In a week when business leaders in the UK met with the Catholic Archbishop of Westminster to discuss ways to resurrect the reputation of the corporate sector, GlobeScan’s most recent global polling shows that while religious groups generally enjoy higher levels of trust that they will operate in the best interests of society than other institutions, in many countries there is greater skepticism about the impact they can have through their actions.
While only scientists and NGO score higher on trust levels, religious groups are viewed globally as less effective than other institutions, ranking below the media, UN, corporations, and governments.
More than half (55%) of Britons trust religious groups, even if just 39 percent expect them to be able to make a difference to society. Indeed, reflecting traditions of tolerance and liberal approaches to religion, all the Anglo-Saxon countries polled exhibit strong levels of trust in religious institutions coupled with reduced evaluations of religion’s social impact. European countries are often seen as the most post-religious countries in the world—in France just 19 percent profess any trust in religious groups to act in the best interests of society, although 30 percent still believe such groups can have an impact in solving social challenges.
In countries with recent histories of oppressing or trying to eradicate the influence of religion, such as Russia, China, and Turkey, there is a smaller gap between trust and perceived potential impact—although trust is the higher of the two in these countries. These are places where religious groups have stood apart from the government for many years, maximizing their appeal. With recent liberalization, the tangible impact of these formerly suppressed institutions has grown.

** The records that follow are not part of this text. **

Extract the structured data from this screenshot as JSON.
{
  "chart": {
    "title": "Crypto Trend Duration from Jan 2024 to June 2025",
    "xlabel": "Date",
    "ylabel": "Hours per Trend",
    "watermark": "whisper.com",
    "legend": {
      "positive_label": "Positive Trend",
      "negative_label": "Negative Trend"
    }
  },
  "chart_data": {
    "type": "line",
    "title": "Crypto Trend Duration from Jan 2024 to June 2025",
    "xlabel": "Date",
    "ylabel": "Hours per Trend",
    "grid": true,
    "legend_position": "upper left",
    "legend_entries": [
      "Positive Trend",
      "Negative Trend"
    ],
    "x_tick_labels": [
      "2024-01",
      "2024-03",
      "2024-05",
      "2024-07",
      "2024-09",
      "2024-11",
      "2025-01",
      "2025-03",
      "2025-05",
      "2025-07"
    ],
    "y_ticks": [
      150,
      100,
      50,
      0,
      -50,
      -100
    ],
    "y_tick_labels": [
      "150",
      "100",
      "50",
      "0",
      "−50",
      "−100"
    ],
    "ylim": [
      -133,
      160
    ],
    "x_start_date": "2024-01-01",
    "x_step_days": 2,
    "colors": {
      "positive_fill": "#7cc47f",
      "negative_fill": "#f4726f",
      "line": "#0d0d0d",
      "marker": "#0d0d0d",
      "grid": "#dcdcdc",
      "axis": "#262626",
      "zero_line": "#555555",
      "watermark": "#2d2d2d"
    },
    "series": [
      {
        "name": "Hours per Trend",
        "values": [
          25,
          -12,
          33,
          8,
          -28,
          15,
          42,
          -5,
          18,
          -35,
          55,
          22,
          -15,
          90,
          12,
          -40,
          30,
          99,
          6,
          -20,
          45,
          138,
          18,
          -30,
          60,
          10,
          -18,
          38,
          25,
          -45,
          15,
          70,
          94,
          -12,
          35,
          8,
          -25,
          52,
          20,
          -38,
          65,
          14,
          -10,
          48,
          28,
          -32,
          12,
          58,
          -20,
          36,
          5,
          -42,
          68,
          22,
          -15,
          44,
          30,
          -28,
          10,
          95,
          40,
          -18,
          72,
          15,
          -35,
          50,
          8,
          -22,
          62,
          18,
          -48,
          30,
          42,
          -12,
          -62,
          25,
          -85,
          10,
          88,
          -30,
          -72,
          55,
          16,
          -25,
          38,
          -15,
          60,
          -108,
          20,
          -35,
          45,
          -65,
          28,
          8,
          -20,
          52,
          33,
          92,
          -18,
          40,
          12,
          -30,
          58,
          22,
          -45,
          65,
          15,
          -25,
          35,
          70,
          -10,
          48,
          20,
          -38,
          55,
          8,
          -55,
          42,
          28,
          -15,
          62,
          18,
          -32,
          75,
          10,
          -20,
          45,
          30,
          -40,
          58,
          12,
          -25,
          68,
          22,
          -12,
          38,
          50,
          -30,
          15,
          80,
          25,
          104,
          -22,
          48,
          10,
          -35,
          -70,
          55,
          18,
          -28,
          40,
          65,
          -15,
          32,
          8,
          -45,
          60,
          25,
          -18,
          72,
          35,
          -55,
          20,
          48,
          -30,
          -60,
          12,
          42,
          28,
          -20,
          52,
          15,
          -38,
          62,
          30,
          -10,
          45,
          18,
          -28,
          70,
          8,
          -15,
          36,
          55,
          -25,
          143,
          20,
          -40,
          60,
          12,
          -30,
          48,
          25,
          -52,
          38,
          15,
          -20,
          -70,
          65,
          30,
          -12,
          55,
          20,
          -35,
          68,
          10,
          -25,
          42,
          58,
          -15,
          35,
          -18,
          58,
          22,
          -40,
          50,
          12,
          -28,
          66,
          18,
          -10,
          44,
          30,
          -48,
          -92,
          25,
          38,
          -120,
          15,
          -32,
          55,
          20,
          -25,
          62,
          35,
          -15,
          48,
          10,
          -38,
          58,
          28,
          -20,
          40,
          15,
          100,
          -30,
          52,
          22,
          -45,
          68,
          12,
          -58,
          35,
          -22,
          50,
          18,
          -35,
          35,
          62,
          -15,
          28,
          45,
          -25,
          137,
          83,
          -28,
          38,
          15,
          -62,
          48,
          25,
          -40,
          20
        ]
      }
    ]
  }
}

In Latin America, Africa, and the Islamic world, there are higher proportions who trust religious groups and expect them to make a social difference. The most trusting country in the survey is Nigeria, where fully 87% of respondents profess that religious institutions work in the best interests of society, and 83% expect them to be effective actors in addressing social challenges.
While it is questionable how far high trust levels translate into political influence, these figures show that churches remain a force to be reckoned with throughout the world, not least in some of its fastest growing and most populous nations. While business leaders hoping to harness this may have mixed success, the goal for religious organizations must be to retain their respected position and translate this trust into more effective social impact.